Orban’s foreign policy is a mix of ideology and opportunism. He has angered Brussels by attempting to justify his increasing authoritarianism in a way that suggests he wishes to turn Hungary into something quite different from what the West anticipated when the Iron Curtain collapsed. In a speech last summer, Orban declared liberal democracy to be in decline and praised authoritarian “illiberal democracies” in Turkey, China, Singapore, and Russia. At the same time, he says Hungary remains dedicated to NATO and the European Union. Since the Ukraine crisis began, Orban has toned down slightly his pro-Russian rhetoric, but he has also called sanctions against Russia “unproductive,” and has expressed concerns about the fate of 200,000 ethnic Hungarians in Ukraine in language similar to that used by Putin to justify his support for ethnic separatists.

Hungary is one of several countries in the former Soviet Union that are now torn between Europe and Putin’s Russia. Money, culture, and energy resources still strongly pull some former Soviet states toward the east.

Putin is unwelcome elsewhere in the EU and has not been on a bilateral visit to an EU member state since last June. The fact that he was in Budapest at all underscores the importance to the Kremlin of courting Hungary as a key to achieving its goal of dividing the Western alliance. Russia has reached out to France’s far right, made overtures to Greece’s far left, and offered energy benefits to Austria and Bulgaria, where, as in Budapest, leaders have voiced skepticism over EU sanctions against Moscow. “The Hungarians call it strictly business,” the Washington Post wrote recently. “But in Moscow’s power play for Europe, it is hard to separate business from politics.” Two Russian companies involved in the Hungarian nuclear deal have close ties to Putin’s confidantes who were sanctioned in 2014 for their connections to the crisis in Ukraine.

Orban’s flirtation with Moscow comes at a political cost to Hungary’s status in the European Union. Many Western diplomats are alarmed by what they see as Hungary’s drift into Russia’s orbit. Earlier in February, German chancellor Angela Merkel visited Budapest, where she clashed with Orban over his interpretation of democracy. Orban has made signs of loyalty to Europe: in November, he described Germany as a “compass” for Hungary in foreign policy. Nevertheless, he has insisted that Hungary will choose its own path in relations with Moscow and defend its national interests. Should Orban decide to oppose the prolongation of sanctions against Russia when they come up for renewal in the coming months, the EU’s approach to Ukraine could be undermined.

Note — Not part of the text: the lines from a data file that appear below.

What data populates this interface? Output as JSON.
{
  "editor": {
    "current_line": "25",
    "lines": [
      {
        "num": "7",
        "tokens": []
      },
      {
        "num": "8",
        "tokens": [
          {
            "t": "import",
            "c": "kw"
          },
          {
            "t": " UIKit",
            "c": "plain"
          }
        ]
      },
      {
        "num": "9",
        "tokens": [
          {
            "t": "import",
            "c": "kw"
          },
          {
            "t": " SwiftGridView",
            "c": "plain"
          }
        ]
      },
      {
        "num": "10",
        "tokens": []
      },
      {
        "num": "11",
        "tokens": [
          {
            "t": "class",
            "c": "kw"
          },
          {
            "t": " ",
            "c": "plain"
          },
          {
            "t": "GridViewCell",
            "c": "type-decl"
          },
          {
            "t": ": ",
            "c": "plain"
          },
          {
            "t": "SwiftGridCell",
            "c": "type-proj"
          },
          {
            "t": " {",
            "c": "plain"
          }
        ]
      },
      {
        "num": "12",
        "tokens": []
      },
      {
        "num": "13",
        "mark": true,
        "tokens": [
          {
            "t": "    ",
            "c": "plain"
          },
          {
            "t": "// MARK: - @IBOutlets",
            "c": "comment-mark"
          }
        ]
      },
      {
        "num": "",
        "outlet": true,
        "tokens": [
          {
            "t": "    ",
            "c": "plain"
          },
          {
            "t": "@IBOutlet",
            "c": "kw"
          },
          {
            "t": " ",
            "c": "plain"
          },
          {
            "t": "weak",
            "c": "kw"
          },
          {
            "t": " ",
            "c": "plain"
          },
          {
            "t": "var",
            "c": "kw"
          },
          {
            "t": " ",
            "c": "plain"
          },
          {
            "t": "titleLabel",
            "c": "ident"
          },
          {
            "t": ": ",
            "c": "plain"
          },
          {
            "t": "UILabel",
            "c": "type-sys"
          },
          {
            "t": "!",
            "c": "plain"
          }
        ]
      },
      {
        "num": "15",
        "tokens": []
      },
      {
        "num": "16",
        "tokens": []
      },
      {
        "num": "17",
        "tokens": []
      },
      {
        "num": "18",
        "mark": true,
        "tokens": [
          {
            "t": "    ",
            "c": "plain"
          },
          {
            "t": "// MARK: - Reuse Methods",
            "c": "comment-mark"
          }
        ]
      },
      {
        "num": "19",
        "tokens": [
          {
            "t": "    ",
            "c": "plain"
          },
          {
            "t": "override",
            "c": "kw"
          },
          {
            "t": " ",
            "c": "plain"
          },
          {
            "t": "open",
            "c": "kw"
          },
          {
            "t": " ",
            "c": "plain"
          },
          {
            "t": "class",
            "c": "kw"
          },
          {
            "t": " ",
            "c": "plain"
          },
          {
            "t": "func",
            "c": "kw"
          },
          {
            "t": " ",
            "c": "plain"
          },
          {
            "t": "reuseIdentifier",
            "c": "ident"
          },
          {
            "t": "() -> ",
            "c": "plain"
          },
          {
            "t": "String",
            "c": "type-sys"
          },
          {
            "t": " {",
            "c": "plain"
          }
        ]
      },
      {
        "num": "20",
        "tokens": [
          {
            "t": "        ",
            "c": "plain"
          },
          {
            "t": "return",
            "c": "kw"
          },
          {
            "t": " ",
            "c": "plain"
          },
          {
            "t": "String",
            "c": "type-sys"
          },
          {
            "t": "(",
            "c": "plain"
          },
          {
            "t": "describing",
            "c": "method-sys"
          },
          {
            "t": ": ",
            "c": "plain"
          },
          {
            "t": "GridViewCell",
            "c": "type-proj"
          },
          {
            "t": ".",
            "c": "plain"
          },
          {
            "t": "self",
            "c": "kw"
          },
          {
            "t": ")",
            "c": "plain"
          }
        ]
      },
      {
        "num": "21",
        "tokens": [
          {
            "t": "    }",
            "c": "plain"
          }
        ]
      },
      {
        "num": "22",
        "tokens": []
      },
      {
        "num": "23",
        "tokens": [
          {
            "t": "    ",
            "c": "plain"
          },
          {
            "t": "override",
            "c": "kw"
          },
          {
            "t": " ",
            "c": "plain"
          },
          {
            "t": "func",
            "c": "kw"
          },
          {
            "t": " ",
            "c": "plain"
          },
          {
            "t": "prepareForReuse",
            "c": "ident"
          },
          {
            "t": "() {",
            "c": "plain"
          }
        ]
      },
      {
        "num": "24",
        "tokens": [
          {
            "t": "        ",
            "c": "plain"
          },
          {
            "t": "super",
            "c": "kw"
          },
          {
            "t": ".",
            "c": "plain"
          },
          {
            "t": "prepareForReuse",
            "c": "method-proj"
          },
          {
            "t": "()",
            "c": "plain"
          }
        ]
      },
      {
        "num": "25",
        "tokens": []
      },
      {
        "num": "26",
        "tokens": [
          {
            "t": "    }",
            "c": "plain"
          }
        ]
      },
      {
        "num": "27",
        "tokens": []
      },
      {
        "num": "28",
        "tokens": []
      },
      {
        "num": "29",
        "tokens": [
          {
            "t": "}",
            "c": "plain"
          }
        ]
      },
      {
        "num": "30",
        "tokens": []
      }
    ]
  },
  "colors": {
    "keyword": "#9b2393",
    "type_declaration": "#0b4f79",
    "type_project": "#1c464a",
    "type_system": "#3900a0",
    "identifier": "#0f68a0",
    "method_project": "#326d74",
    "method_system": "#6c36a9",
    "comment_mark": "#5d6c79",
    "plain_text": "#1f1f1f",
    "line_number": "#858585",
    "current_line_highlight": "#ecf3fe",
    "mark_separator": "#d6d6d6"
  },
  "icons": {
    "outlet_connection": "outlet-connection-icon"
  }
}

With a gas deal with Moscow in his pocket, Orban plunged ahead with characteristic bravado. On February 17 he announced that he would not support an EU plan to integrate the bloc’s energy policy, a move that seeks to amend the EU charter to create an energy union and reduce reliance on Russia. Under the plan, Hungary would have to refrain from re-selling Russian gas to Ukraine. Orban also hopes the deal with Moscow will allow him to cut voters’ utility bills and revive his party’s support, which has declined as voters have become disillusioned with his pro-Russia policies, corruption, new taxes, and crackdown on nongovernment organizations.

But Orban received two prompt setbacks in the past week, which suggest Hungary may find it difficult to continue its maverick ways in the coming months. First, Orban’s ruling coalition lost its two-thirds majority in parliament in by-elections on February 22 (Oligarch Lajos Simicska, an Orban ally, had earlier deserted the prime minister). Second, Polish prime minister Ewa Kopacz told Orban in a “frank” and “difficult” conversation in Warsaw that the unity of the EU and the Visegrad countries was “of paramount importance” to the situation in Ukraine. Kopacz compared the present war in that country’s east to the situation in Budapest in 1956. “In our common history,” Kopacz warned Orban, Poland and Hungary always lost when in international politics “rights were replaced with power.”